KH Abdurrahman Munadi



Di desa Jatipecaron Kecamatan Gubug, selain terdapat makam Mbah Lebai dan Mbah Dermo juga ada makam seorang Kyai terkenal bernama Kyai Haji Abdurroman Munadi. Makam tersebut terletak di pedukuhan Polaman-Jatipecaron, dekat dengan tanggul sungai Tuntang. Menurut cerita Kyai Haji Habib Husain warga desa Ngroto Kecamatan Gubug, bahwa Kyai Haji Abdurrahman Munadi pada waktu kecil bernama Munadi, Beliau dilahirkan di pedukuhan Polaman, pada sekitar tahun 1805. Putra Kyai Arifin, seorang ulama berwibawa dan disegani masyarakat pedukuhan.
Seperti kebanyakan anak-anak kecil lain, pada waktu kecil Munadi juga senang bermain dengan teman-teman sebayanya. Tetapi ada satu kelebihan yang dimiliki Munadi, yaitu senang belajar ilmu agama. Setiap malam aktif belajar mengaji di masjid, yang diasuh oleh ayahnya sendiri Kyai Arifin. Ketika menginjak usia remaja, Munadi pergi menuntut ilmu di pondok pesantren milik kakeknya Kyai Haji Hasan Besari. Letak pondok pesantren itu berada di desa Tegalsari, yang masuk wilayah Ponorogo Jawa Timur. Setelah tamat dari pondok pesantren itu, Munadi meneruskan belajar di pondok pesantren Ceper Madiun. Setelah berhasil tamat belajar mengaji, dia pulang ke pedukuhan Polaman-Jatipecaron untuk membantu ayahnya mengajar mengaji kepada para santrinya.
Kyai Munadi menikah dengan putri seorang ulama (nama tidak jelas) dari desa Karanglangu-Kedungjati, dan beliaupun juga tinggal di daerah itu untuk membantu mertuanya mengajar mengaji. Hingga beberapa tahun beliau mengelola surau milik mertuanya itu, yang akhirnya tahun 1830 dengan dibantu Kyai Murtadlo dan Kyai Abdullah merubah surau kecil itu menjadi masjid. Adapun tahun pembuatannya, dapat dilihat dari prasanti di dalam masjid itu sendiri. Menurut penjelasan masyarakat desa Karanglangu, bangunan masjid itu dulu merupakan satu-satunya yang ada di wilayah kecamatan Kedungjati.

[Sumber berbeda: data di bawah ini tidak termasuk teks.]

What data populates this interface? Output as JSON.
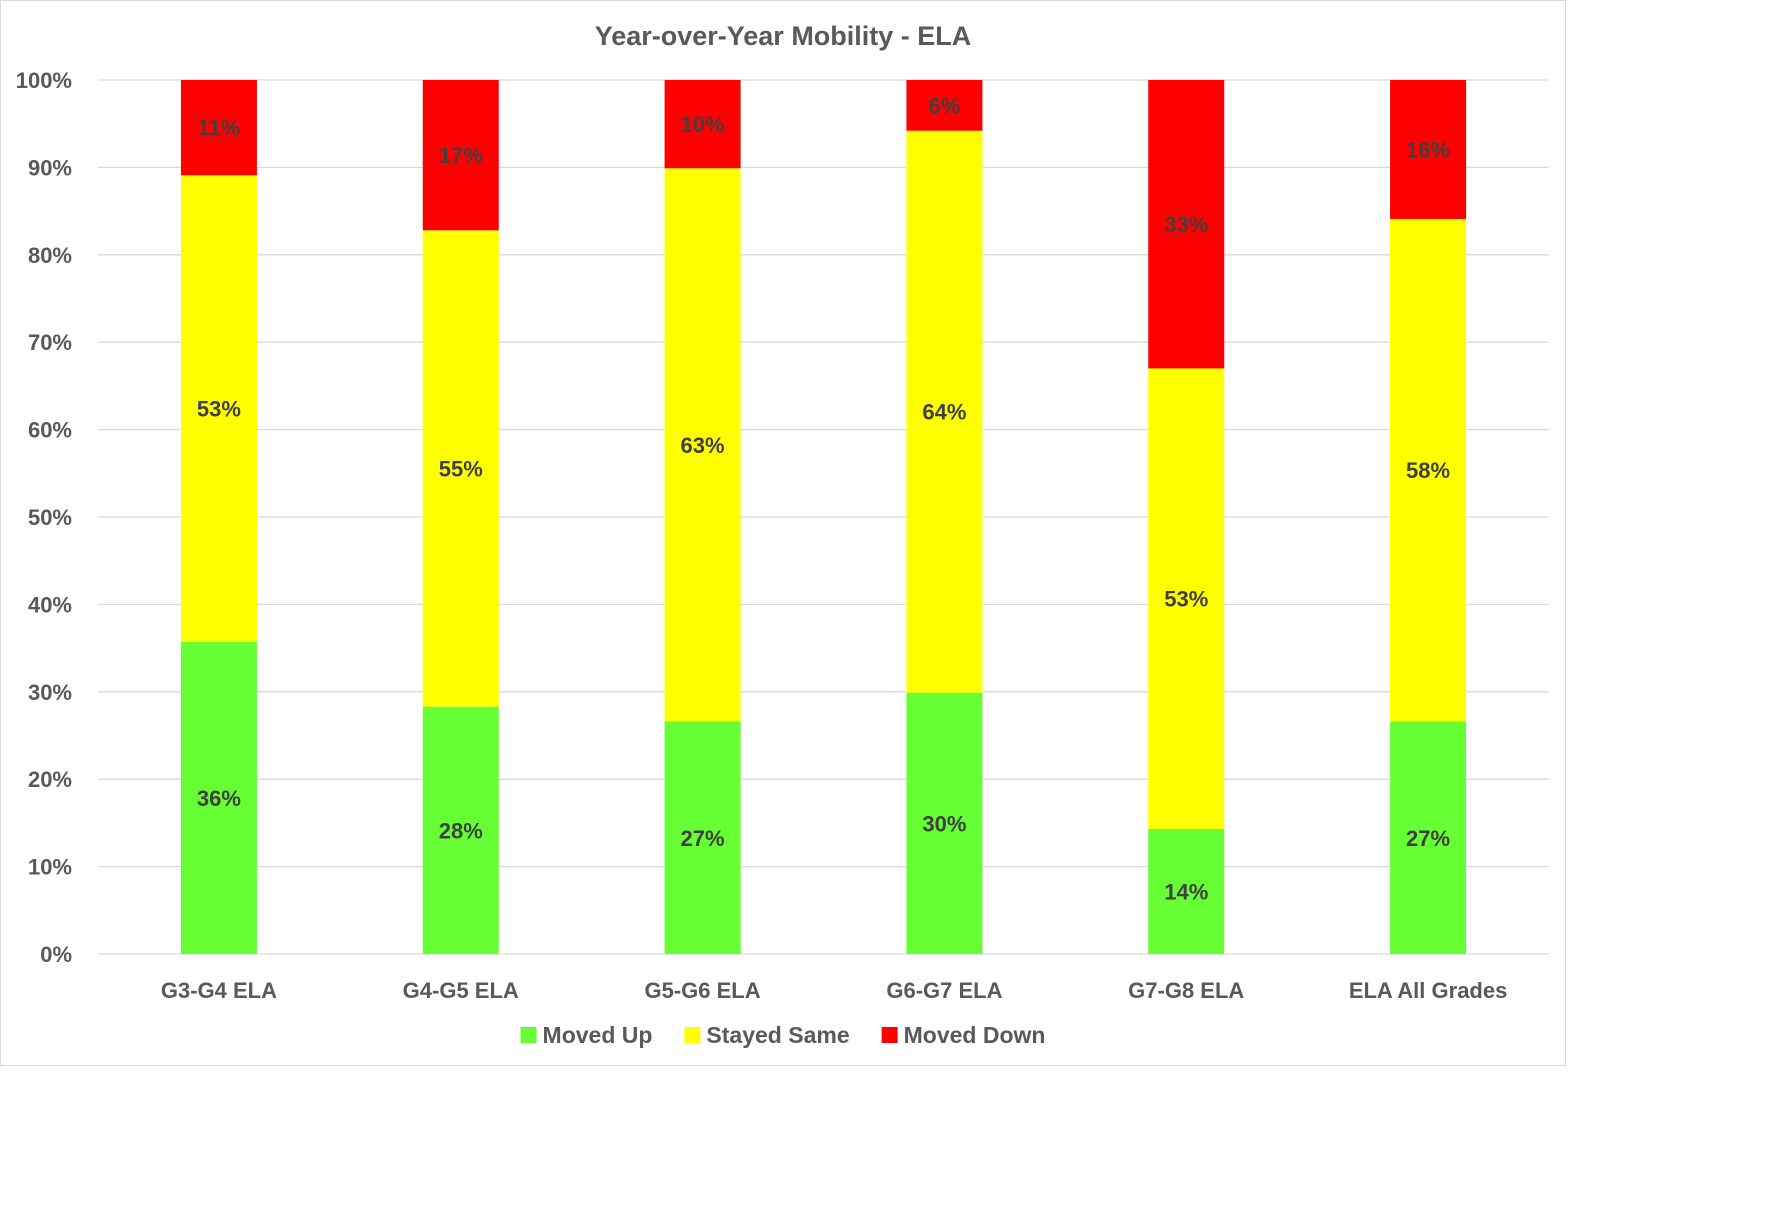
{
  "chart_data": {
    "type": "bar",
    "stacked": true,
    "title": "Year-over-Year Mobility - ELA",
    "xlabel": "",
    "ylabel": "",
    "ylim": [
      0,
      100
    ],
    "y_ticks": [
      0,
      10,
      20,
      30,
      40,
      50,
      60,
      70,
      80,
      90,
      100
    ],
    "y_tick_labels": [
      "0%",
      "10%",
      "20%",
      "30%",
      "40%",
      "50%",
      "60%",
      "70%",
      "80%",
      "90%",
      "100%"
    ],
    "grid": true,
    "legend_position": "bottom",
    "categories": [
      "G3-G4 ELA",
      "G4-G5 ELA",
      "G5-G6 ELA",
      "G6-G7 ELA",
      "G7-G8 ELA",
      "ELA All Grades"
    ],
    "series": [
      {
        "name": "Moved Up",
        "color": "#66ff33",
        "values": [
          35.7,
          28.3,
          26.6,
          29.9,
          14.3,
          26.6
        ],
        "labels": [
          "36%",
          "28%",
          "27%",
          "30%",
          "14%",
          "27%"
        ]
      },
      {
        "name": "Stayed Same",
        "color": "#ffff00",
        "values": [
          53.4,
          54.5,
          63.3,
          64.3,
          52.7,
          57.5
        ],
        "labels": [
          "53%",
          "55%",
          "63%",
          "64%",
          "53%",
          "58%"
        ]
      },
      {
        "name": "Moved Down",
        "color": "#ff0000",
        "values": [
          10.9,
          17.2,
          10.1,
          5.8,
          33.0,
          15.9
        ],
        "labels": [
          "11%",
          "17%",
          "10%",
          "6%",
          "33%",
          "16%"
        ]
      }
    ],
    "colors": {
      "label_text": "#404040",
      "axis_text": "#595959",
      "gridline": "#d9d9d9"
    }
  }
}
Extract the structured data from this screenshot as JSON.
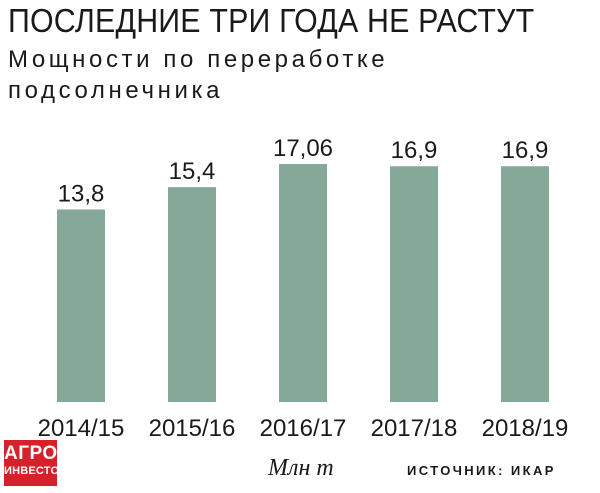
{
  "header": {
    "title": "ПОСЛЕДНИЕ ТРИ ГОДА НЕ РАСТУТ",
    "subtitle": "Мощности по переработке подсолнечника"
  },
  "footer": {
    "logo_line1": "АГРО",
    "logo_line2": "ИНВЕСТОР",
    "unit": "Млн т",
    "source": "ИСТОЧНИК: ИКАР"
  },
  "colors": {
    "bar": "#86a898",
    "text": "#1a1a1a",
    "logo": "#d6202a"
  },
  "chart_data": {
    "type": "bar",
    "title": "ПОСЛЕДНИЕ ТРИ ГОДА НЕ РАСТУТ",
    "subtitle": "Мощности по переработке подсолнечника",
    "categories": [
      "2014/15",
      "2015/16",
      "2016/17",
      "2017/18",
      "2018/19"
    ],
    "values": [
      13.8,
      15.4,
      17.06,
      16.9,
      16.9
    ],
    "value_labels": [
      "13,8",
      "15,4",
      "17,06",
      "16,9",
      "16,9"
    ],
    "unit": "Млн т",
    "ylim": [
      0,
      17.06
    ],
    "grid": false,
    "legend": "none",
    "source": "ИСТОЧНИК: ИКАР"
  }
}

Kyai Munadi ternyata seorang kyai yang terkenal pada waktu itu, dan sering dibutuhkan warga lain desa untuk memberi dakwah. Beliau juga mempunyai kegiatan lain, yaitu mengajar mengaji di surau desa Kedungjati. Karena para ulama serta para santri di desa Kedungjati semakin banyak, sehingga beliau memprakarsai berdirinya sebuah masjid. Masjid tersebut sampai sekarang masih berdiri kokoh, terletak di dekat petilasan sonde Kedungjati. Tetapi prasasti pembuatan masjid sudah hilang, karena seringnya mengalami perbaikan.
Karena dalam pernikahannya tidak menurunkan putra, beliau menikah lagi dengan Nyi Siti Fatimah putri seorang ulama di desa Kedungjati. Dari perkawinannya tersebut, beliau mempunyai seorang putra bernama Abdul Jalil. Beliau pindah ke desa Ngambakrejo, karena menikah lagi dengan Nyi Maryamah. Dari perkawinannya itu, beliau mempunyai beberapa orang putra diantaranya bernama Kholil.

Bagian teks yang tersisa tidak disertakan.